|
|
|
|
|
by sireat
3862 days ago
|
|
Exactly, you want to know when the error is due to memory. Intel deciding that consumers (including those buying Haswell-E CPUS) do not need ECC really irks me. Textbook market segmentation from a near monopoly. Currently you can not have your cake and eat it: You cannot have the best single-thread performance (offered by overclocking Haswell-E series or Skylake 6700k) and have ECC. So if one is building the ultimate workstation, you have a hard choice, do you go with X99 chipset(no ECC but can overclock) or do you go to the server motherboards with C610 chipsets which are quite limited as far as consumer interests are. Interesting are the Intel mobile Xeons which now provide a venue for ECC on a laptop. |
|
Generally if you are willing to give up a single clock bin in exchange for ECC you end up with a cheaper (and cooler) system that's more reliable. Generally if you want the cheapest 4c/8t CPU it's a xeon, NOT an i7.
I don't feel particularly artifically segmented. Additionally the high end desktop motherboards tend to be more expensive than the server boards. Often I find a nice server board at $180 and the nice desktop boards are often another $100. Sure they are marketed to gamers, but I really just want a nice reliable power and cooling and it's not clear which of the cheaper desktop boards are really going to last 24/7 for 5 years.
Today I'd buy the E3-1270 for $339 over the $350 i7-6700k. Keep in mind the k chips are a premium AND they don't come with a fan like the non-k chips do. Sure it's 3.6 - 4 GHz instead of 4.0 to 4.2 GHz, not a particularly noticeable difference, especially since that both thermally throttle as needed.

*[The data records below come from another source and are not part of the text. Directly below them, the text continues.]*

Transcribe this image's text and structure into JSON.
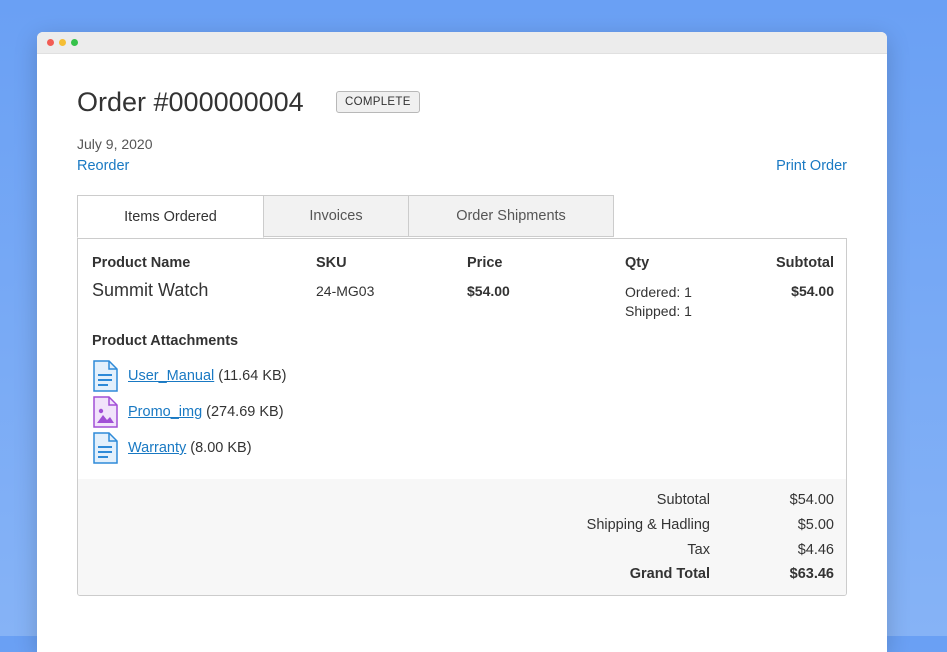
{
  "order": {
    "title": "Order #000000004",
    "status": "COMPLETE",
    "date": "July 9, 2020",
    "reorder_label": "Reorder",
    "print_label": "Print Order"
  },
  "tabs": [
    {
      "label": "Items Ordered"
    },
    {
      "label": "Invoices"
    },
    {
      "label": "Order Shipments"
    }
  ],
  "table": {
    "headers": {
      "product_name": "Product Name",
      "sku": "SKU",
      "price": "Price",
      "qty": "Qty",
      "subtotal": "Subtotal"
    },
    "item": {
      "name": "Summit Watch",
      "sku": "24-MG03",
      "price": "$54.00",
      "qty_ordered": "Ordered: 1",
      "qty_shipped": "Shipped: 1",
      "subtotal": "$54.00"
    }
  },
  "attachments": {
    "title": "Product Attachments",
    "items": [
      {
        "name": "User_Manual",
        "size": "(11.64 KB)",
        "icon": "document-icon"
      },
      {
        "name": "Promo_img",
        "size": "(274.69 KB)",
        "icon": "image-file-icon"
      },
      {
        "name": "Warranty",
        "size": "(8.00 KB)",
        "icon": "document-icon"
      }
    ]
  },
  "totals": {
    "subtotal_label": "Subtotal",
    "subtotal_value": "$54.00",
    "shipping_label": "Shipping & Hadling",
    "shipping_value": "$5.00",
    "tax_label": "Tax",
    "tax_value": "$4.46",
    "grand_label": "Grand Total",
    "grand_value": "$63.46"
  },
  "colors": {
    "link": "#1979c3",
    "background": "#6aa0f4"
  }
}
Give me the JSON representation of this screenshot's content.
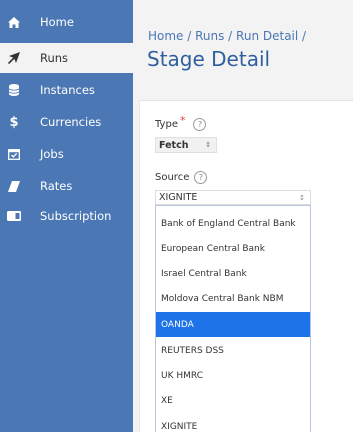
{
  "sidebar": {
    "items": [
      {
        "label": "Home",
        "icon": "home-icon"
      },
      {
        "label": "Runs",
        "icon": "rocket-icon",
        "active": true
      },
      {
        "label": "Instances",
        "icon": "database-icon"
      },
      {
        "label": "Currencies",
        "icon": "dollar-icon"
      },
      {
        "label": "Jobs",
        "icon": "calendar-check-icon"
      },
      {
        "label": "Rates",
        "icon": "eraser-icon"
      },
      {
        "label": "Subscription",
        "icon": "credit-card-icon"
      }
    ]
  },
  "header": {
    "breadcrumb": "Home / Runs / Run Detail /",
    "title": "Stage Detail"
  },
  "form": {
    "type_label": "Type",
    "required_mark": "*",
    "help_glyph": "?",
    "type_value": "Fetch",
    "source_label": "Source",
    "source_value": "XIGNITE",
    "caret_glyph": "↕"
  },
  "dropdown": {
    "options": [
      "Bank of England Central Bank",
      "European Central Bank",
      "Israel Central Bank",
      "Moldova Central Bank NBM",
      "OANDA",
      "REUTERS DSS",
      "UK HMRC",
      "XE",
      "XIGNITE"
    ],
    "highlighted": "OANDA"
  },
  "colors": {
    "sidebar_bg": "#4b77b4",
    "accent": "#2f5f9e",
    "selection": "#1e73e8"
  }
}
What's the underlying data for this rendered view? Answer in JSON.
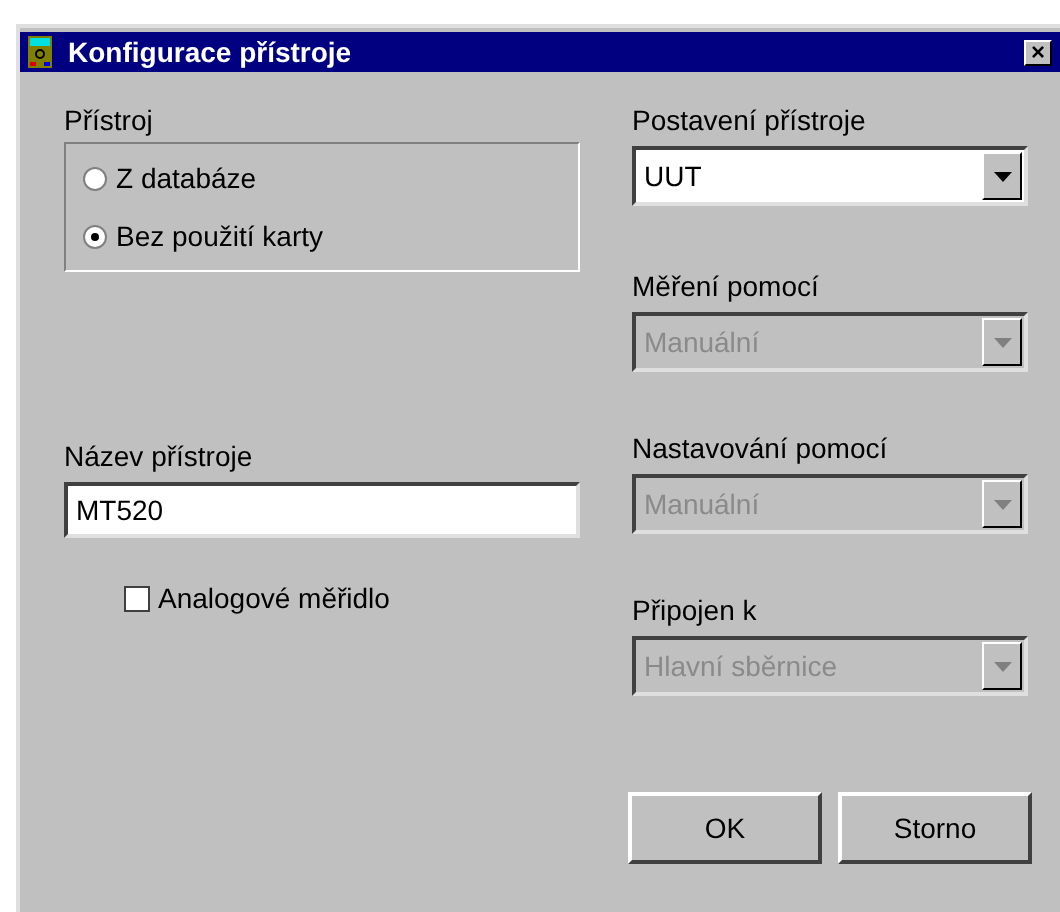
{
  "window": {
    "title": "Konfigurace přístroje",
    "close": "×"
  },
  "instrument_group": {
    "label": "Přístroj",
    "options": [
      {
        "label": "Z databáze",
        "selected": false
      },
      {
        "label": "Bez použití karty",
        "selected": true
      }
    ]
  },
  "name_field": {
    "label": "Název přístroje",
    "value": "MT520"
  },
  "analog_meter": {
    "label": "Analogové měřidlo",
    "checked": false
  },
  "dropdowns": [
    {
      "label": "Postavení přístroje",
      "value": "UUT",
      "disabled": false
    },
    {
      "label": "Měření pomocí",
      "value": "Manuální",
      "disabled": true
    },
    {
      "label": "Nastavování pomocí",
      "value": "Manuální",
      "disabled": true
    },
    {
      "label": "Připojen k",
      "value": "Hlavní sběrnice",
      "disabled": true
    }
  ],
  "buttons": [
    "OK",
    "Storno"
  ]
}
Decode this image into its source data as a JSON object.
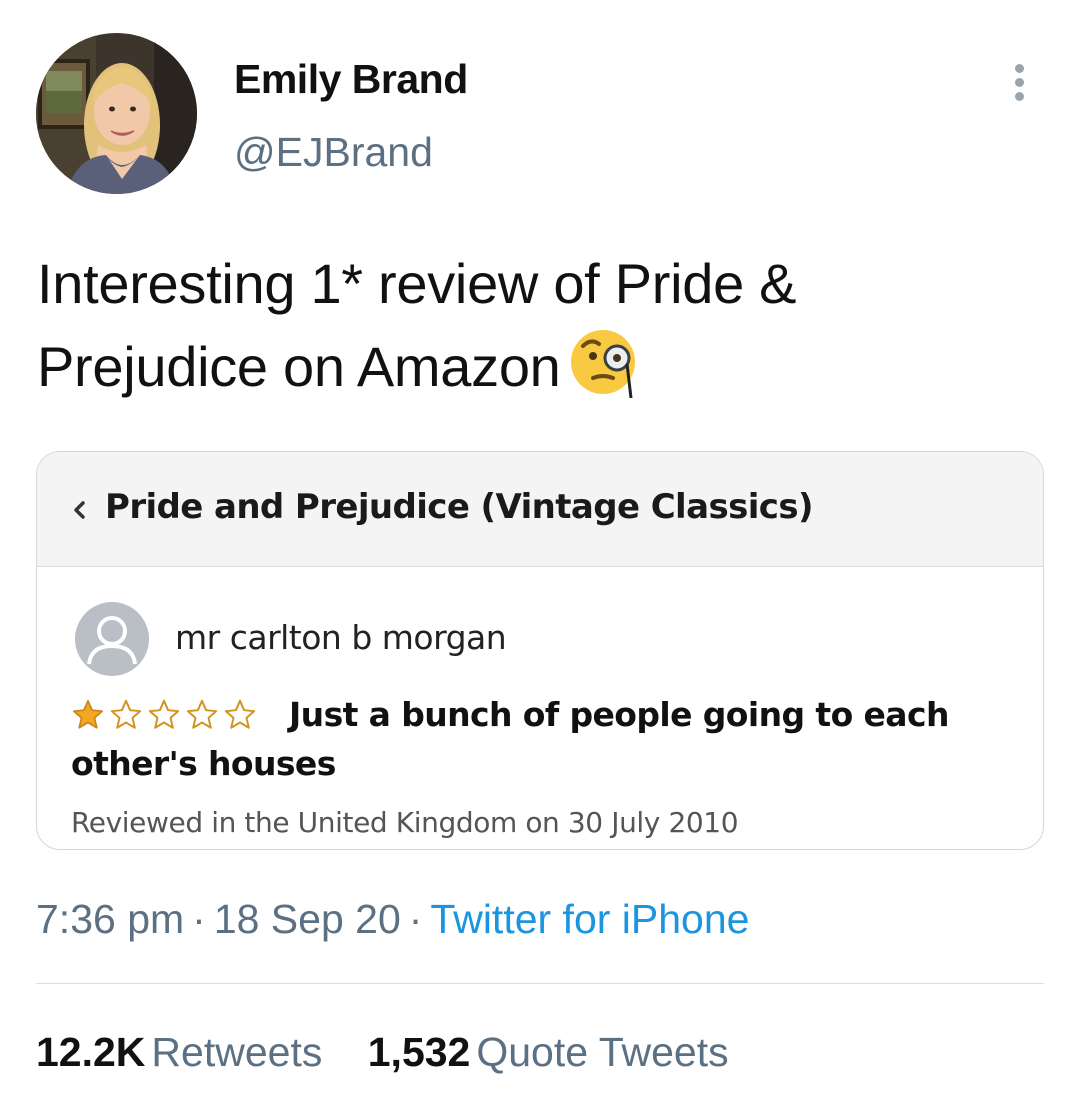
{
  "tweet": {
    "author": {
      "display_name": "Emily Brand",
      "handle": "@EJBrand"
    },
    "text": "Interesting 1* review of Pride & Prejudice on Amazon",
    "emoji": "face-with-monocle",
    "timestamp": "7:36 pm",
    "date": "18 Sep 20",
    "separator": "·",
    "source": "Twitter for iPhone",
    "stats": [
      {
        "count": "12.2K",
        "label": "Retweets"
      },
      {
        "count": "1,532",
        "label": "Quote Tweets"
      }
    ]
  },
  "embedded_review": {
    "product_title": "Pride and Prejudice (Vintage Classics)",
    "reviewer": "mr carlton b morgan",
    "rating": 1,
    "rating_max": 5,
    "review_title": "Just a bunch of people going to each other's houses",
    "review_meta": "Reviewed in the United Kingdom on 30 July 2010"
  },
  "colors": {
    "link_blue": "#1b95e0",
    "muted_gray": "#5b7083",
    "star_gold": "#f5a623"
  }
}
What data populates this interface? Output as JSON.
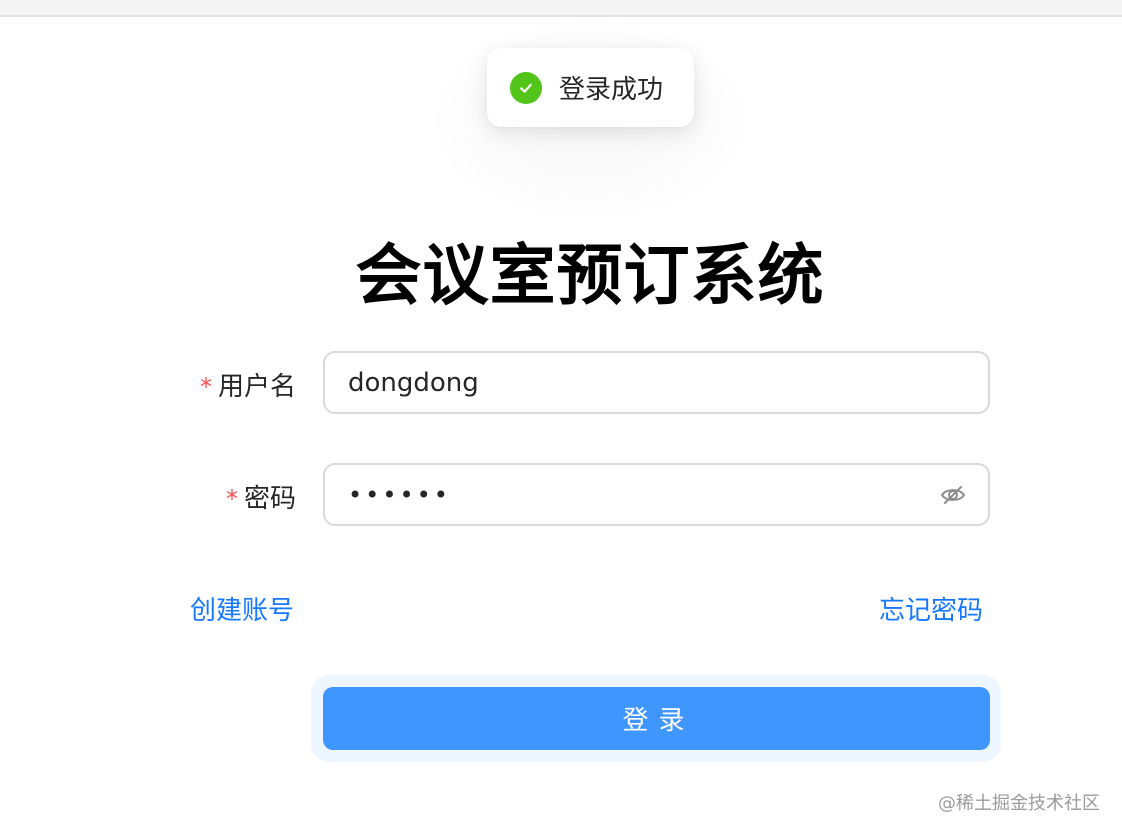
{
  "toast": {
    "icon": "check-circle-icon",
    "message": "登录成功",
    "color": "#52c41a"
  },
  "page": {
    "title": "会议室预订系统"
  },
  "form": {
    "required_mark": "*",
    "username": {
      "label": "用户名",
      "value": "dongdong"
    },
    "password": {
      "label": "密码",
      "value": "••••••",
      "toggle_icon": "eye-invisible-icon"
    }
  },
  "links": {
    "register": "创建账号",
    "forgot": "忘记密码"
  },
  "login_button": {
    "label": "登录",
    "color": "#4096ff"
  },
  "watermark": "@稀土掘金技术社区",
  "colors": {
    "link": "#1677ff",
    "required": "#ff4d4f"
  }
}
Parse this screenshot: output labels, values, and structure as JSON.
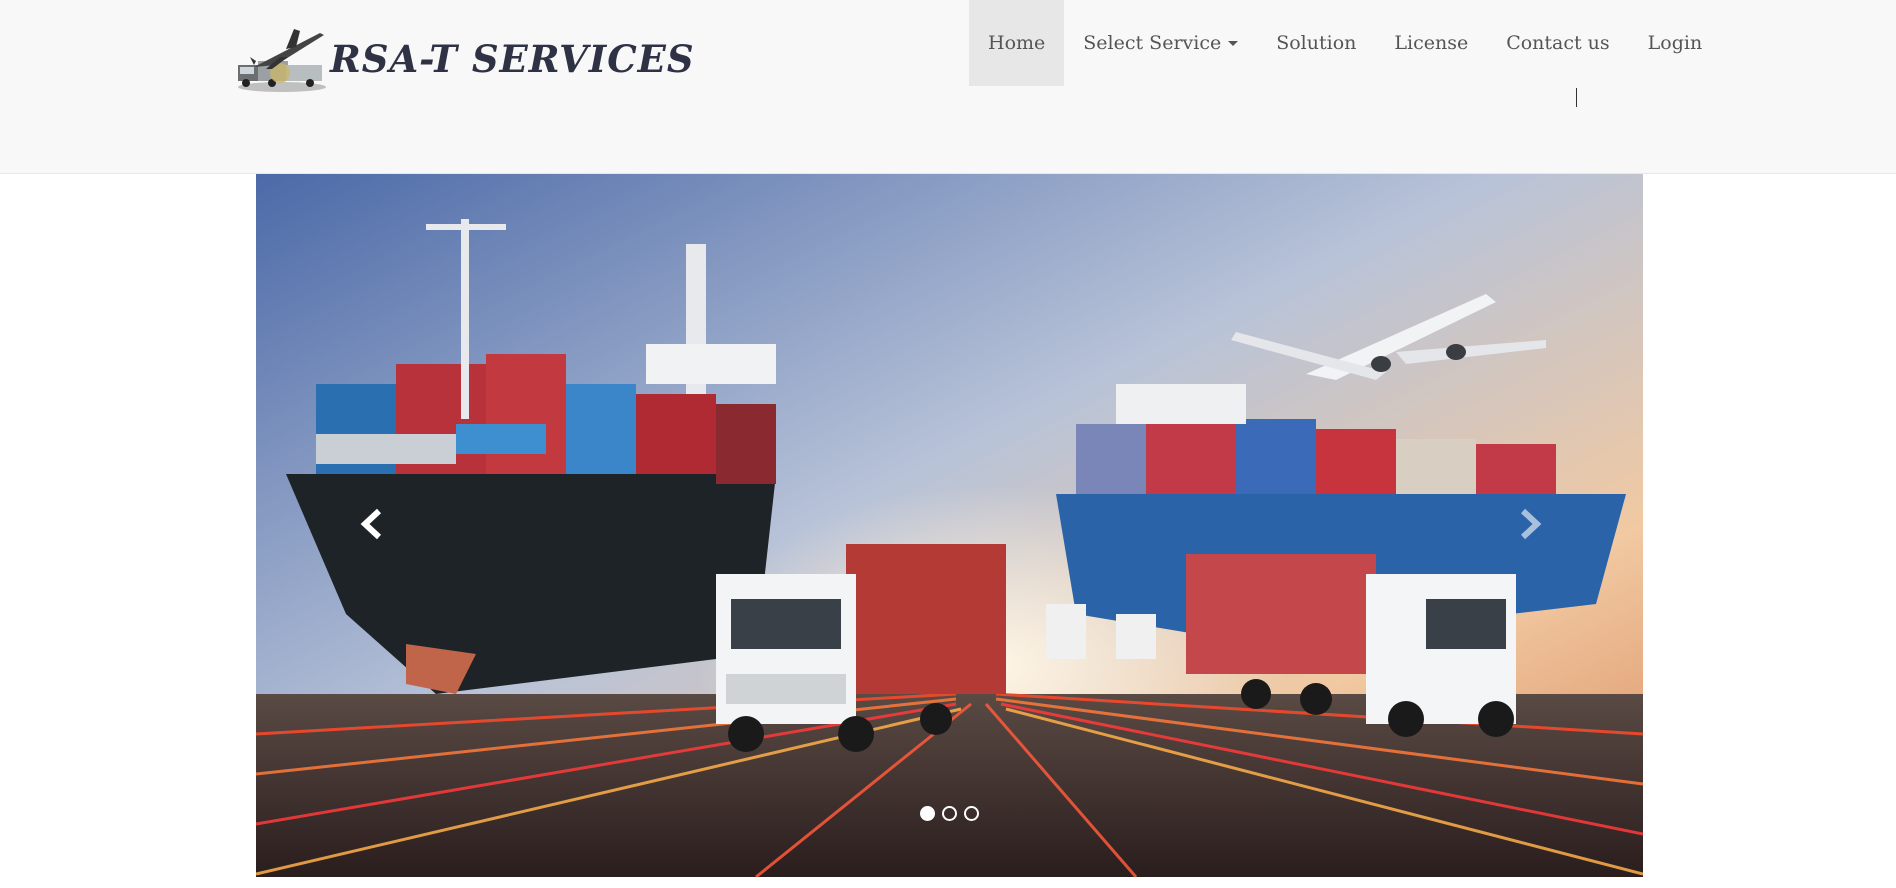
{
  "brand": {
    "name": "RSA-T SERVICES",
    "logo_icon": "airplane-truck-logo-icon"
  },
  "nav": {
    "items": [
      {
        "label": "Home",
        "active": true
      },
      {
        "label": "Select Service",
        "dropdown": true
      },
      {
        "label": "Solution"
      },
      {
        "label": "License"
      },
      {
        "label": "Contact us"
      },
      {
        "label": "Login"
      }
    ],
    "separator_text": "|"
  },
  "carousel": {
    "image_subject": "cargo ships, trucks and airplane logistics banner",
    "prev_icon": "chevron-left-icon",
    "next_icon": "chevron-right-icon",
    "slide_count": 3,
    "active_slide": 1
  },
  "colors": {
    "navbar_bg": "#f8f8f8",
    "active_nav_bg": "#e7e7e7",
    "brand_text": "#2f3145"
  }
}
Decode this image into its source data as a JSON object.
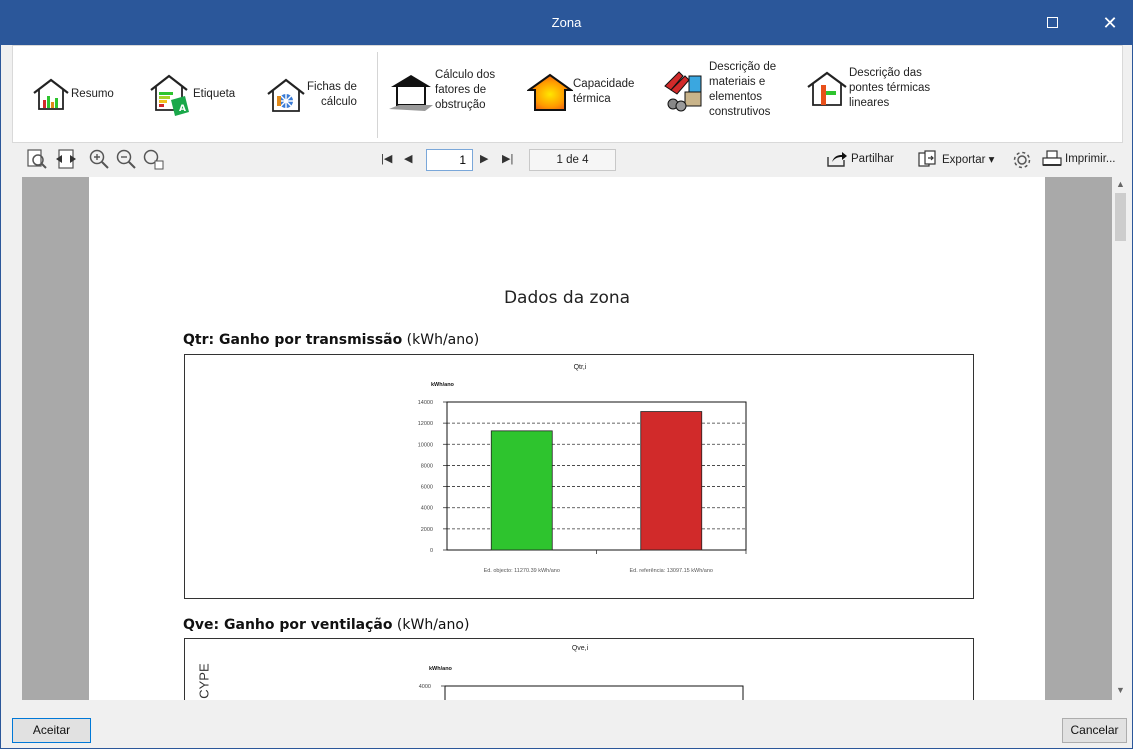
{
  "window": {
    "title": "Zona"
  },
  "ribbon": {
    "resumo": "Resumo",
    "etiqueta": "Etiqueta",
    "fichas_line1": "Fichas de",
    "fichas_line2": "cálculo",
    "obstrucao": [
      "Cálculo dos",
      "fatores de",
      "obstrução"
    ],
    "capacidade": [
      "Capacidade",
      "térmica"
    ],
    "materiais": [
      "Descrição de",
      "materiais e",
      "elementos",
      "construtivos"
    ],
    "pontes": [
      "Descrição das",
      "pontes térmicas",
      "lineares"
    ]
  },
  "toolbar": {
    "page_value": "1",
    "page_count": "1 de 4",
    "share": "Partilhar",
    "export": "Exportar ▾",
    "print": "Imprimir..."
  },
  "report": {
    "title": "Dados da zona",
    "qtr": {
      "code": "Qtr",
      "label": ": Ganho por transmissão",
      "unit": " (kWh/ano)"
    },
    "qve": {
      "code": "Qve",
      "label": ": Ganho por ventilação",
      "unit": " (kWh/ano)"
    },
    "side_text": "e CYPE"
  },
  "chart_data": [
    {
      "type": "bar",
      "title": "Qtr,i",
      "ylabel": "kWh/ano",
      "categories": [
        "Ed. objecto: 11270.39 kWh/ano",
        "Ed. referência: 13097.15 kWh/ano"
      ],
      "values": [
        11270.39,
        13097.15
      ],
      "colors": [
        "#2ec42e",
        "#d12a2a"
      ],
      "ylim": [
        0,
        14000
      ],
      "yticks": [
        0,
        2000,
        4000,
        6000,
        8000,
        10000,
        12000,
        14000
      ],
      "grid": true
    },
    {
      "type": "bar",
      "title": "Qve,i",
      "ylabel": "kWh/ano",
      "categories": [],
      "values": [],
      "yticks_visible": [
        4000
      ]
    }
  ],
  "bottom": {
    "accept": "Aceitar",
    "cancel": "Cancelar"
  }
}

I think ECC is well justified because it doesn't just detect dimm errorrs, but also motherboard errors, cpu errors, and socket (dimm or cpu) errors. If a node randomly crashes/hangs it's very hard to track down why... unless you have ECC and often will help you pin it down. I'd much rather see something strange show up in mcelog than wait for a hang, or worse a corruption.
Most of my "ecc" errors have actually been motherboard, socket, or (in AMDs case) CPUs. When I look at larger samples some dimms are WAY less reliable than others. Strongly implying it's not high energy particles, but something out of spec.